Era la sconfitta definitiva: Pirro chiese nuove truppe agli alleati italici, che gliele rifiutarono. Allora vide naufragare il suo sogno di gloria e nell’autunno dello stesso anno tornò tra le montagne natie. Conquistò in parte il Regno di Macedonia, poi cercò di sottomettere la Grecia: qui trovò la morte, ad Argo, nel 272 avanti Cristo, in una rissa sulle strade tra opposte fazioni di quella città. Finiva così un vasto disegno egemonico, condotto con determinazione ma senza il sostegno di uno Stato saldamente organizzato.

Quanto alla città presso cui era avvenuto lo scontro che aveva deciso le sorti della campagna d’Italia, i Romani ne cambiarono il nome, troppo simile a «Maleventum» («evento maligno») in «Beneventum» («evento benigno»), nome che la città conserva tuttora: Benevento.

Il ritiro di Pirro segnò anche il destino delle città della Magna Grecia: nel 272 avanti Cristo, Milone consegnò Taranto ai Romani; la città mantenne la sua autonomia, dovendo però accogliere un presidio romano e impegnarsi a fornire navi e altri aiuti in caso di guerra. Subito, si arresero tutte le altre colonie. Col 264 avanti Cristo, tutta l’Italia Meridionale soggiaceva al potente dominio di Roma: la Repubblica si trovava a controllare una superficie di 130.000 chilometri quadrati dall’Appennino Tosco-Emiliano allo Stretto di Messina, con una popolazione di circa 1.168.936 persone e una media di quasi 49 abitanti per chilometro quadrato.

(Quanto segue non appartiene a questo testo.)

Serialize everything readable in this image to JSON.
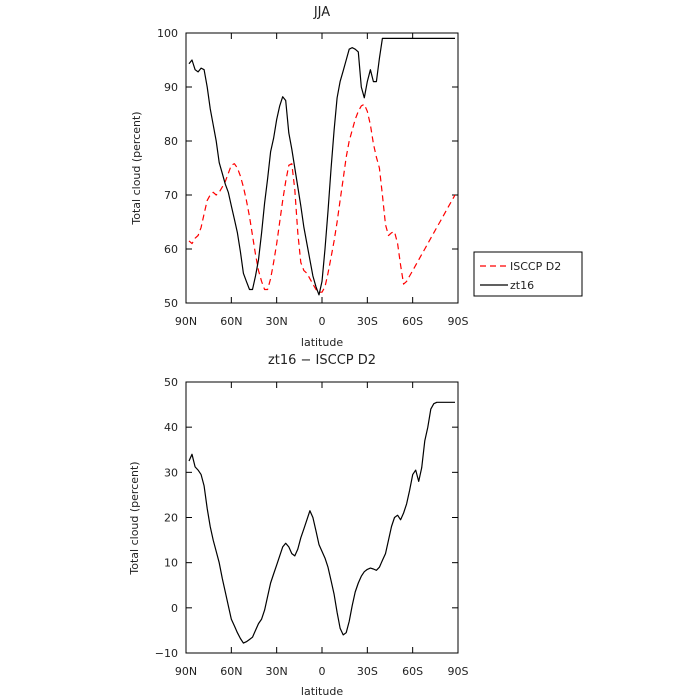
{
  "chart_data": [
    {
      "type": "line",
      "title": "JJA",
      "xlabel": "latitude",
      "ylabel": "Total cloud (percent)",
      "xlim": [
        90,
        -90
      ],
      "ylim": [
        50,
        100
      ],
      "x_ticks": [
        90,
        60,
        30,
        0,
        -30,
        -60,
        -90
      ],
      "x_tick_labels": [
        "90N",
        "60N",
        "30N",
        "0",
        "30S",
        "60S",
        "90S"
      ],
      "y_ticks": [
        50,
        60,
        70,
        80,
        90,
        100
      ],
      "y_tick_labels": [
        "50",
        "60",
        "70",
        "80",
        "90",
        "100"
      ],
      "legend_position": "right",
      "series": [
        {
          "name": "ISCCP D2",
          "color": "#ff0000",
          "dash": "dashed",
          "x": [
            88,
            86,
            84,
            82,
            80,
            78,
            76,
            74,
            72,
            70,
            68,
            66,
            64,
            62,
            60,
            58,
            56,
            54,
            52,
            50,
            48,
            46,
            44,
            42,
            40,
            38,
            36,
            34,
            32,
            30,
            28,
            26,
            24,
            22,
            20,
            18,
            16,
            14,
            12,
            10,
            8,
            6,
            4,
            2,
            0,
            -2,
            -4,
            -6,
            -8,
            -10,
            -12,
            -14,
            -16,
            -18,
            -20,
            -22,
            -24,
            -26,
            -28,
            -30,
            -32,
            -34,
            -36,
            -38,
            -40,
            -42,
            -44,
            -46,
            -48,
            -50,
            -52,
            -54,
            -56,
            -58,
            -60,
            -62,
            -64,
            -66,
            -68,
            -70,
            -72,
            -74,
            -76,
            -78,
            -80,
            -82,
            -84,
            -86,
            -88
          ],
          "y": [
            61.5,
            61,
            62,
            62.5,
            64,
            66.5,
            69,
            70,
            70.5,
            70,
            70.5,
            71.5,
            72.5,
            74,
            75.5,
            75.8,
            75,
            73.5,
            71.5,
            69,
            66,
            62.5,
            59,
            56,
            54,
            52.5,
            52.5,
            54.5,
            57.5,
            61,
            65,
            69,
            72.5,
            75.5,
            75.8,
            71,
            63,
            57.5,
            56,
            55.5,
            54.5,
            53.5,
            52.5,
            52,
            52,
            53,
            55.5,
            58.5,
            61.5,
            65,
            69,
            73,
            77,
            80,
            82,
            84,
            85.5,
            86.5,
            86.8,
            85.5,
            83,
            79.5,
            77,
            75,
            70,
            64.5,
            62.5,
            63,
            63.2,
            61,
            57,
            53.5,
            54,
            55,
            56,
            57,
            58,
            59,
            60,
            61,
            62,
            63,
            64,
            65,
            66,
            67,
            68,
            69,
            70
          ]
        },
        {
          "name": "zt16",
          "color": "#000000",
          "dash": "solid",
          "x": [
            88,
            86,
            84,
            82,
            80,
            78,
            76,
            74,
            72,
            70,
            68,
            66,
            64,
            62,
            60,
            58,
            56,
            54,
            52,
            50,
            48,
            46,
            44,
            42,
            40,
            38,
            36,
            34,
            32,
            30,
            28,
            26,
            24,
            22,
            20,
            18,
            16,
            14,
            12,
            10,
            8,
            6,
            4,
            2,
            0,
            -2,
            -4,
            -6,
            -8,
            -10,
            -12,
            -14,
            -16,
            -18,
            -20,
            -22,
            -24,
            -26,
            -28,
            -30,
            -32,
            -34,
            -36,
            -38,
            -40,
            -42,
            -44,
            -46,
            -48,
            -50,
            -52,
            -54,
            -56,
            -58,
            -60,
            -62,
            -64,
            -66,
            -68,
            -70,
            -72,
            -74,
            -76,
            -78,
            -80,
            -82,
            -84,
            -86,
            -88
          ],
          "y": [
            94.3,
            95,
            93.2,
            92.8,
            93.5,
            93.2,
            90,
            86,
            83,
            80,
            76,
            74,
            72,
            70.5,
            68,
            65.5,
            63,
            59.5,
            55.5,
            54,
            52.5,
            52.5,
            55,
            58,
            63,
            68.5,
            73,
            78,
            80.5,
            84,
            86.5,
            88.2,
            87.5,
            81.5,
            78.5,
            75,
            71.5,
            68,
            64,
            61,
            58,
            55,
            53,
            51.5,
            54,
            60,
            67,
            75,
            82,
            88,
            91,
            93,
            95,
            97,
            97.3,
            97,
            96.5,
            90,
            88,
            91,
            93.2,
            91,
            91,
            95.3,
            99,
            99,
            99,
            99,
            99,
            99,
            99,
            99,
            99,
            99,
            99,
            99,
            99,
            99,
            99,
            99,
            99,
            99,
            99,
            99,
            99,
            99,
            99,
            99,
            99
          ]
        }
      ]
    },
    {
      "type": "line",
      "title": "zt16 − ISCCP D2",
      "xlabel": "latitude",
      "ylabel": "Total cloud (percent)",
      "xlim": [
        90,
        -90
      ],
      "ylim": [
        -10,
        50
      ],
      "x_ticks": [
        90,
        60,
        30,
        0,
        -30,
        -60,
        -90
      ],
      "x_tick_labels": [
        "90N",
        "60N",
        "30N",
        "0",
        "30S",
        "60S",
        "90S"
      ],
      "y_ticks": [
        -10,
        0,
        10,
        20,
        30,
        40,
        50
      ],
      "y_tick_labels": [
        "−10",
        "0",
        "10",
        "20",
        "30",
        "40",
        "50"
      ],
      "series": [
        {
          "color": "#000000",
          "dash": "solid",
          "x": [
            88,
            86,
            84,
            82,
            80,
            78,
            76,
            74,
            72,
            70,
            68,
            66,
            64,
            62,
            60,
            58,
            56,
            54,
            52,
            50,
            48,
            46,
            44,
            42,
            40,
            38,
            36,
            34,
            32,
            30,
            28,
            26,
            24,
            22,
            20,
            18,
            16,
            14,
            12,
            10,
            8,
            6,
            4,
            2,
            0,
            -2,
            -4,
            -6,
            -8,
            -10,
            -12,
            -14,
            -16,
            -18,
            -20,
            -22,
            -24,
            -26,
            -28,
            -30,
            -32,
            -34,
            -36,
            -38,
            -40,
            -42,
            -44,
            -46,
            -48,
            -50,
            -52,
            -54,
            -56,
            -58,
            -60,
            -62,
            -64,
            -66,
            -68,
            -70,
            -72,
            -74,
            -76,
            -78,
            -80,
            -82,
            -84,
            -86,
            -88
          ],
          "y": [
            32.5,
            34,
            31.2,
            30.5,
            29.5,
            27,
            22,
            18,
            15,
            12.5,
            10,
            6.5,
            3.5,
            0.5,
            -2.5,
            -4,
            -5.5,
            -6.8,
            -7.8,
            -7.5,
            -7,
            -6.5,
            -5,
            -3.5,
            -2.5,
            -0.5,
            2.5,
            5.5,
            7.5,
            9.5,
            11.5,
            13.5,
            14.3,
            13.5,
            12,
            11.5,
            13,
            15.5,
            17.5,
            19.5,
            21.5,
            20,
            17,
            14,
            12.5,
            11,
            9,
            6,
            3,
            -1,
            -4.5,
            -6,
            -5.5,
            -3,
            0.5,
            3.5,
            5.5,
            7,
            8,
            8.5,
            8.8,
            8.6,
            8.3,
            9,
            10.5,
            12,
            15,
            18,
            20,
            20.5,
            19.5,
            21,
            23,
            26,
            29.5,
            30.5,
            28,
            31,
            37,
            40,
            44,
            45.2,
            45.5,
            45.5,
            45.5,
            45.5,
            45.5,
            45.5,
            45.5
          ]
        }
      ]
    }
  ]
}
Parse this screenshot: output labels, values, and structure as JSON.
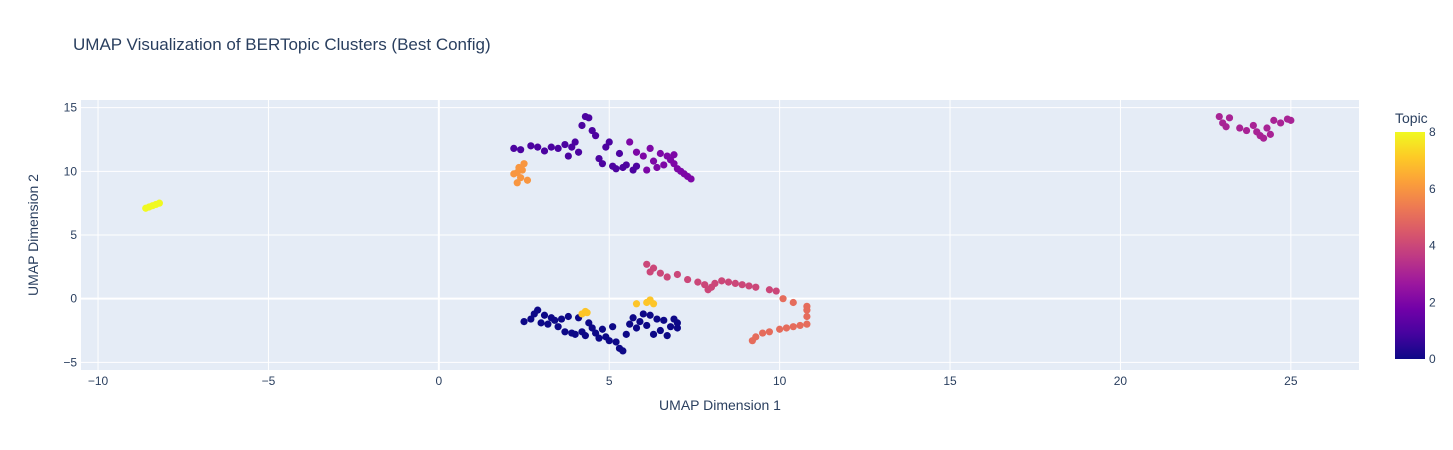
{
  "chart_data": {
    "type": "scatter",
    "title": "UMAP Visualization of BERTopic Clusters (Best Config)",
    "xlabel": "UMAP Dimension 1",
    "ylabel": "UMAP Dimension 2",
    "xlim": [
      -10.5,
      27
    ],
    "ylim": [
      -5.6,
      15.6
    ],
    "xticks": [
      -10,
      -5,
      0,
      5,
      10,
      15,
      20,
      25
    ],
    "yticks": [
      -5,
      0,
      5,
      10,
      15
    ],
    "xtick_labels": [
      "−10",
      "−5",
      "0",
      "5",
      "10",
      "15",
      "20",
      "25"
    ],
    "ytick_labels": [
      "−5",
      "0",
      "5",
      "10",
      "15"
    ],
    "grid": true,
    "colorbar": {
      "title": "Topic",
      "range": [
        0,
        8
      ],
      "ticks": [
        0,
        2,
        4,
        6,
        8
      ],
      "tick_labels": [
        "0",
        "2",
        "4",
        "6",
        "8"
      ],
      "colorscale": [
        "#0d0887",
        "#46039f",
        "#7201a8",
        "#9c179e",
        "#bd3786",
        "#d8576b",
        "#ed7953",
        "#fb9f3a",
        "#fdca26",
        "#f0f921"
      ]
    },
    "series": [
      {
        "topic": 0,
        "points": [
          [
            2.5,
            -1.8
          ],
          [
            2.7,
            -1.6
          ],
          [
            2.8,
            -1.2
          ],
          [
            2.9,
            -0.9
          ],
          [
            3.0,
            -1.9
          ],
          [
            3.1,
            -1.3
          ],
          [
            3.2,
            -2.0
          ],
          [
            3.3,
            -1.5
          ],
          [
            3.4,
            -1.7
          ],
          [
            3.5,
            -2.2
          ],
          [
            3.6,
            -1.6
          ],
          [
            3.7,
            -2.6
          ],
          [
            3.8,
            -1.4
          ],
          [
            3.9,
            -2.7
          ],
          [
            4.0,
            -2.8
          ],
          [
            4.1,
            -1.5
          ],
          [
            4.2,
            -2.6
          ],
          [
            4.3,
            -2.9
          ],
          [
            4.4,
            -1.9
          ],
          [
            4.5,
            -2.3
          ],
          [
            4.6,
            -2.7
          ],
          [
            4.7,
            -3.1
          ],
          [
            4.8,
            -2.4
          ],
          [
            4.9,
            -3.0
          ],
          [
            5.0,
            -3.3
          ],
          [
            5.1,
            -2.2
          ],
          [
            5.2,
            -3.4
          ],
          [
            5.3,
            -3.9
          ],
          [
            5.4,
            -4.1
          ],
          [
            5.5,
            -2.8
          ],
          [
            5.6,
            -2.0
          ],
          [
            5.7,
            -1.5
          ],
          [
            5.8,
            -2.3
          ],
          [
            5.9,
            -1.8
          ],
          [
            6.0,
            -1.2
          ],
          [
            6.1,
            -2.1
          ],
          [
            6.2,
            -1.3
          ],
          [
            6.3,
            -2.8
          ],
          [
            6.4,
            -1.6
          ],
          [
            6.5,
            -2.5
          ],
          [
            6.6,
            -1.7
          ],
          [
            6.7,
            -2.9
          ],
          [
            6.8,
            -2.2
          ],
          [
            6.9,
            -1.6
          ],
          [
            7.0,
            -2.3
          ],
          [
            7.0,
            -1.9
          ]
        ]
      },
      {
        "topic": 1,
        "points": [
          [
            2.2,
            11.8
          ],
          [
            2.4,
            11.7
          ],
          [
            2.7,
            12.0
          ],
          [
            2.9,
            11.9
          ],
          [
            3.1,
            11.6
          ],
          [
            3.3,
            11.9
          ],
          [
            3.5,
            11.8
          ],
          [
            3.7,
            12.1
          ],
          [
            3.8,
            11.2
          ],
          [
            3.9,
            11.9
          ],
          [
            4.0,
            12.3
          ],
          [
            4.1,
            11.5
          ],
          [
            4.2,
            13.6
          ],
          [
            4.3,
            14.3
          ],
          [
            4.4,
            14.2
          ],
          [
            4.5,
            13.2
          ],
          [
            4.6,
            12.8
          ],
          [
            4.7,
            11.0
          ],
          [
            4.8,
            10.6
          ],
          [
            4.9,
            11.9
          ],
          [
            5.0,
            12.3
          ],
          [
            5.1,
            10.4
          ],
          [
            5.2,
            10.2
          ],
          [
            5.3,
            11.4
          ],
          [
            5.4,
            10.3
          ],
          [
            5.5,
            10.5
          ],
          [
            5.7,
            10.1
          ],
          [
            5.8,
            10.4
          ]
        ]
      },
      {
        "topic": 2,
        "points": [
          [
            5.6,
            12.3
          ],
          [
            5.8,
            11.5
          ],
          [
            6.0,
            11.2
          ],
          [
            6.2,
            11.8
          ],
          [
            6.3,
            10.8
          ],
          [
            6.5,
            11.4
          ],
          [
            6.6,
            10.5
          ],
          [
            6.7,
            11.2
          ],
          [
            6.8,
            10.9
          ],
          [
            6.9,
            10.6
          ],
          [
            7.0,
            10.2
          ],
          [
            7.1,
            10.0
          ],
          [
            7.2,
            9.8
          ],
          [
            7.3,
            9.6
          ],
          [
            7.4,
            9.4
          ],
          [
            6.1,
            10.1
          ],
          [
            6.4,
            10.3
          ],
          [
            6.9,
            11.3
          ]
        ]
      },
      {
        "topic": 3,
        "points": [
          [
            22.9,
            14.3
          ],
          [
            23.0,
            13.8
          ],
          [
            23.1,
            13.5
          ],
          [
            23.2,
            14.2
          ],
          [
            23.5,
            13.4
          ],
          [
            23.7,
            13.2
          ],
          [
            23.9,
            13.6
          ],
          [
            24.0,
            13.1
          ],
          [
            24.1,
            12.8
          ],
          [
            24.2,
            12.6
          ],
          [
            24.3,
            13.4
          ],
          [
            24.4,
            12.9
          ],
          [
            24.5,
            14.0
          ],
          [
            24.7,
            13.8
          ],
          [
            24.9,
            14.1
          ],
          [
            25.0,
            14.0
          ]
        ]
      },
      {
        "topic": 4,
        "points": [
          [
            6.1,
            2.7
          ],
          [
            6.2,
            2.1
          ],
          [
            6.3,
            2.4
          ],
          [
            6.5,
            2.0
          ],
          [
            6.7,
            1.7
          ],
          [
            7.0,
            1.9
          ],
          [
            7.3,
            1.5
          ],
          [
            7.6,
            1.3
          ],
          [
            7.8,
            1.1
          ],
          [
            8.0,
            0.9
          ],
          [
            8.1,
            1.2
          ],
          [
            8.3,
            1.4
          ],
          [
            8.5,
            1.3
          ],
          [
            8.7,
            1.2
          ],
          [
            8.9,
            1.1
          ],
          [
            9.1,
            1.0
          ],
          [
            9.3,
            0.9
          ],
          [
            9.7,
            0.7
          ],
          [
            9.9,
            0.6
          ],
          [
            7.9,
            0.7
          ]
        ]
      },
      {
        "topic": 5,
        "points": [
          [
            9.2,
            -3.3
          ],
          [
            9.3,
            -3.0
          ],
          [
            9.5,
            -2.7
          ],
          [
            9.7,
            -2.6
          ],
          [
            10.0,
            -2.4
          ],
          [
            10.2,
            -2.3
          ],
          [
            10.4,
            -2.2
          ],
          [
            10.6,
            -2.1
          ],
          [
            10.8,
            -2.0
          ],
          [
            10.8,
            -1.4
          ],
          [
            10.8,
            -0.9
          ],
          [
            10.8,
            -0.6
          ],
          [
            10.4,
            -0.3
          ],
          [
            10.1,
            0.0
          ]
        ]
      },
      {
        "topic": 6,
        "points": [
          [
            2.2,
            9.8
          ],
          [
            2.3,
            9.1
          ],
          [
            2.35,
            10.3
          ],
          [
            2.4,
            9.5
          ],
          [
            2.5,
            10.6
          ],
          [
            2.6,
            9.3
          ],
          [
            2.3,
            9.9
          ],
          [
            2.45,
            10.1
          ]
        ]
      },
      {
        "topic": 7,
        "points": [
          [
            4.2,
            -1.2
          ],
          [
            4.3,
            -1.0
          ],
          [
            4.35,
            -1.1
          ],
          [
            5.8,
            -0.4
          ],
          [
            6.1,
            -0.3
          ],
          [
            6.2,
            -0.1
          ],
          [
            6.3,
            -0.4
          ]
        ]
      },
      {
        "topic": 8,
        "points": [
          [
            -8.6,
            7.1
          ],
          [
            -8.5,
            7.2
          ],
          [
            -8.4,
            7.3
          ],
          [
            -8.3,
            7.4
          ],
          [
            -8.2,
            7.5
          ]
        ]
      }
    ]
  }
}
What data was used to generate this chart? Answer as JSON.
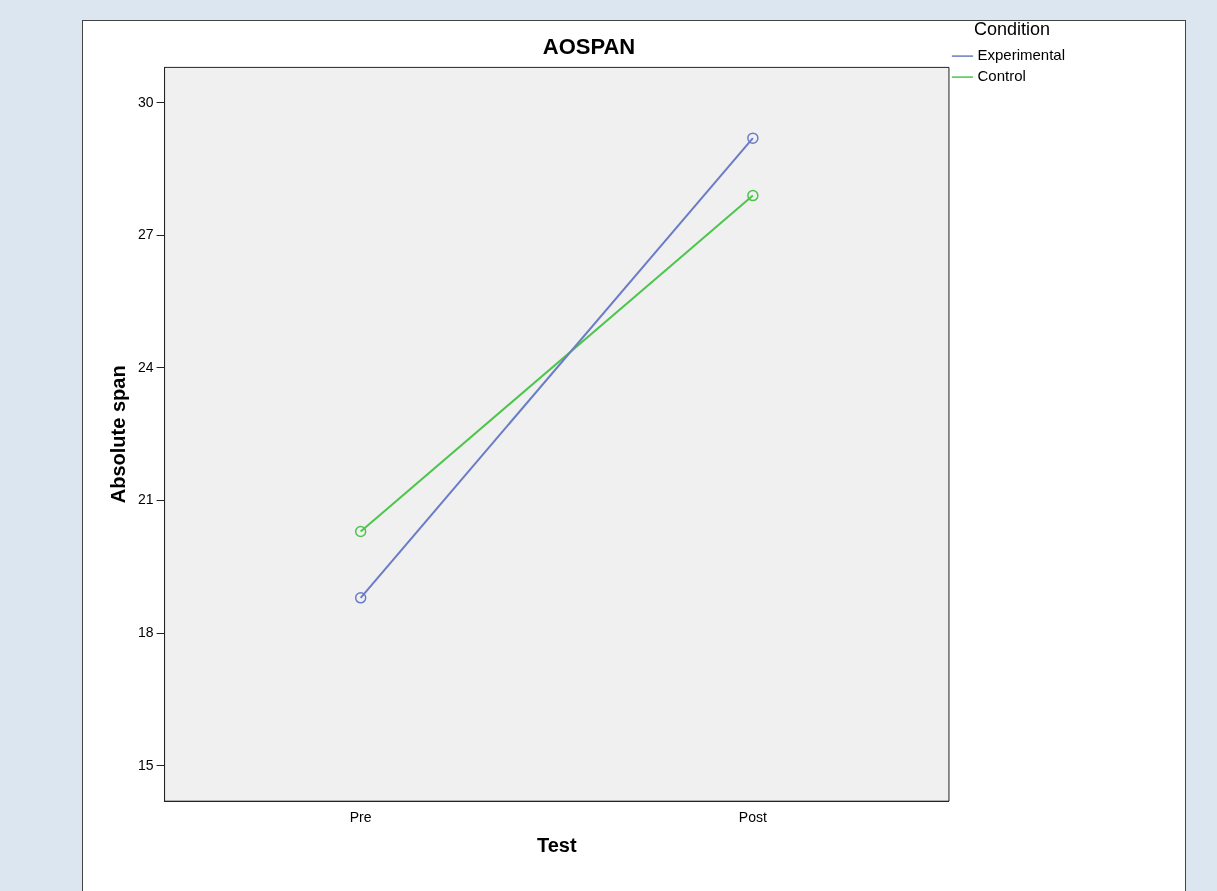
{
  "chart_data": {
    "type": "line",
    "title": "AOSPAN",
    "xlabel": "Test",
    "ylabel": "Absolute span",
    "legend_title": "Condition",
    "categories": [
      "Pre",
      "Post"
    ],
    "series": [
      {
        "name": "Experimental",
        "color": "#6a7cc6",
        "values": [
          18.8,
          29.2
        ]
      },
      {
        "name": "Control",
        "color": "#4cc54c",
        "values": [
          20.3,
          27.9
        ]
      }
    ],
    "ylim": [
      14.2,
      30.8
    ],
    "yticks": [
      15,
      18,
      21,
      24,
      27,
      30
    ],
    "grid": false,
    "legend": "right",
    "marker": "circle",
    "line_style": "solid"
  }
}
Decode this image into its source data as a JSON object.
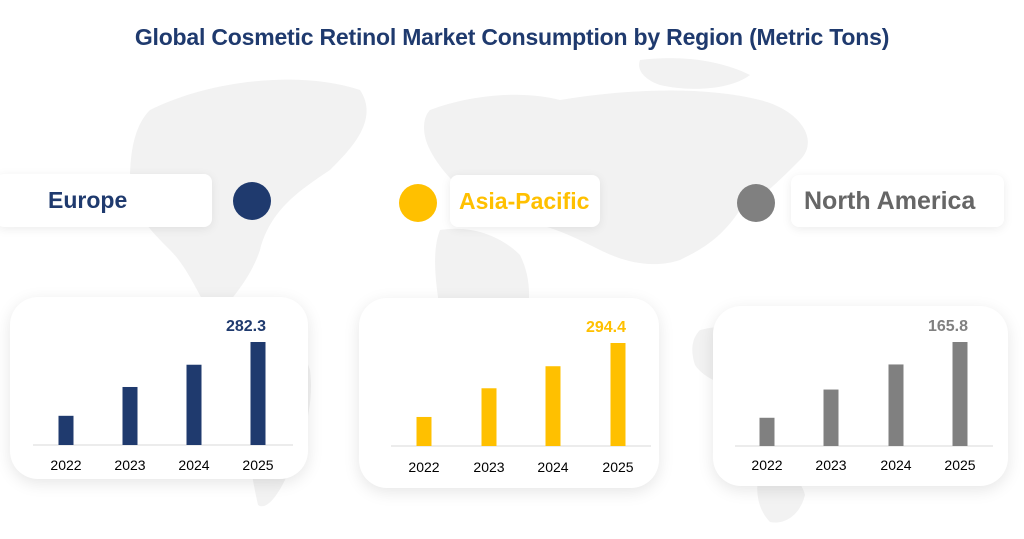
{
  "title": "Global Cosmetic Retinol Market Consumption by Region (Metric Tons)",
  "colors": {
    "title": "#1f3a6e",
    "europe": "#1f3a6e",
    "asia_pacific": "#ffc000",
    "north_america": "#808080",
    "map": "#f2f2f2"
  },
  "chart_data": [
    {
      "type": "bar",
      "region": "Europe",
      "categories": [
        "2022",
        "2023",
        "2024",
        "2025"
      ],
      "values": [
        80.0,
        159.0,
        220.0,
        282.3
      ],
      "value_label": "282.3",
      "color": "#1f3a6e"
    },
    {
      "type": "bar",
      "region": "Asia-Pacific",
      "categories": [
        "2022",
        "2023",
        "2024",
        "2025"
      ],
      "values": [
        83.0,
        165.0,
        228.0,
        294.4
      ],
      "value_label": "294.4",
      "color": "#ffc000"
    },
    {
      "type": "bar",
      "region": "North America",
      "categories": [
        "2022",
        "2023",
        "2024",
        "2025"
      ],
      "values": [
        45.0,
        90.0,
        130.0,
        165.8
      ],
      "value_label": "165.8",
      "color": "#808080"
    }
  ]
}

La conquista fu subito consolidata con la fondazione di altre colonie, latine o romane: queste servivano ad alleviare la disoccupazione e la pressione demografica, funzionavano come guarnigioni in mezzo a popoli sottomessi di cui non ci si poteva fidare (i legionari venivano accolti nelle città vinte a suon di «pernacchie», che forse scambiarono inizialmente per un segnale di benvenuto), costituivano avamposti e sbocchi per il commercio e fornivano cibo alle bocche affamate della capitale. In questo modo furono fondate centinaia di città italiane che tuttora esistono, e la lingua e la cultura latina si sparsero: in Italia, nome che le fonti greche del periodo avevano ormai esteso a tutta la Penisola, si andava lentamente costituendo un’unità nazionale, che sarebbe divenuta maestosa nei risultati.


Nota

1 La Grecia si presenta come un Paese quasi interamente montuoso e con un suolo poco adatto all’agricoltura. Ciò spiega perché, nell’VIII secolo avanti Cristo, molti Greci abbiano abbandonato le loro città per cercare altrove terre fertili da coltivare. Questi emigranti si diressero soprattutto verso l’Italia Meridionale e la Sicilia. Due erano le ragioni di una tale scelta: per prima cosa la fertilità del suolo di queste regioni, e poi perché le tribù italiche che allora le abitavano, debolissime militarmente, non sarebbero state in grado di opporsi all’occupazione. Così, nel corso dell’VIII secolo avanti Cristo e nei primi decenni del secolo seguente, i Greci fondarono in Italia molte città, che furono chiamate «colonie» (dal latino «còlere», cioè «abitare»). Nell’Italia Meridionale sorsero le città di Taranto, Sibari, Metaponto, Crotone, Locri, Reggio Calabria, Poseidonia, Napoli e Cuma; in Sicilia furono fondate Siracusa, Leontini, Nasso, Imera, Gela, Agrigento, Selinunte e Zancle (l’odierna Messina). Nel VI secolo avanti Cristo le colonie greche erano già diventate le più grandi e floride città del Mediterraneo Occidentale: l’insieme di quelle colonie prese così il nome di Magna Grecia («Grande Grecia») per dimostrare la superiorità persino sulla madrepatria, la Grecia.